Paul Bodesheim, Alexander Freytag, Erik Rodner, Michael Kemmler, and Joachim Denzler



Paul Bodesheim and Alexander Freytag and Erik Rodner and Michael Kemmler and Joachim Denzler. Kernel Null Space Methods for Novelty Detection. IEEE Conference on Computer Vision and Pattern Recognition (CVPR). 2013. (accepted for publication). [pdf] [bib]

Code available!

The Matlab source code is available [here].

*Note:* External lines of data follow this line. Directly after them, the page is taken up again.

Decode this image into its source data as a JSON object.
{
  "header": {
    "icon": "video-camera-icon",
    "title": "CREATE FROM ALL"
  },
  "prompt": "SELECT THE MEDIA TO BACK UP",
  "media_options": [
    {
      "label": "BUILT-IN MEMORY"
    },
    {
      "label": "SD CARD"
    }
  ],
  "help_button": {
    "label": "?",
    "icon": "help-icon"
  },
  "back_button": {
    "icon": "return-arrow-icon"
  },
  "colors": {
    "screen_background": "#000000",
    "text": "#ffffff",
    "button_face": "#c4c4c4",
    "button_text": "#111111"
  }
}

Detecting samples from previously unknown classes is a crucial task in object recognition, especially when dealing with real-world applications where the closed-world assumption does not hold. We present how to apply a null space method for novelty detection, which maps all training samples of one class to a single point. Beside the possibility of modeling a single class, we are able to treat multiple known classes jointly and to detect novelties for a set of classes with a single model. In contrast to model the support of each known class individually, our approach makes use of a projection in a joint subspace where training samples of all known classes have zero intra-class variance. This subspace is called the null space of the training data. To decide about novelty of a test sample, our null space approach allows for solely relying on a distance measure instead of performing density estimation directly. Therefore, we derive a simple yet powerful method for multi-class novelty detection, an important problem not studied sufficiently so far. Our novelty detection approach is assessed in comprehensive multi-class experiments using the publicly available datasets Caltech-256 and ImageNet. The analysis reveals that our null space approach is perfectly suited for multi-class novelty detection since it outperforms all other approaches.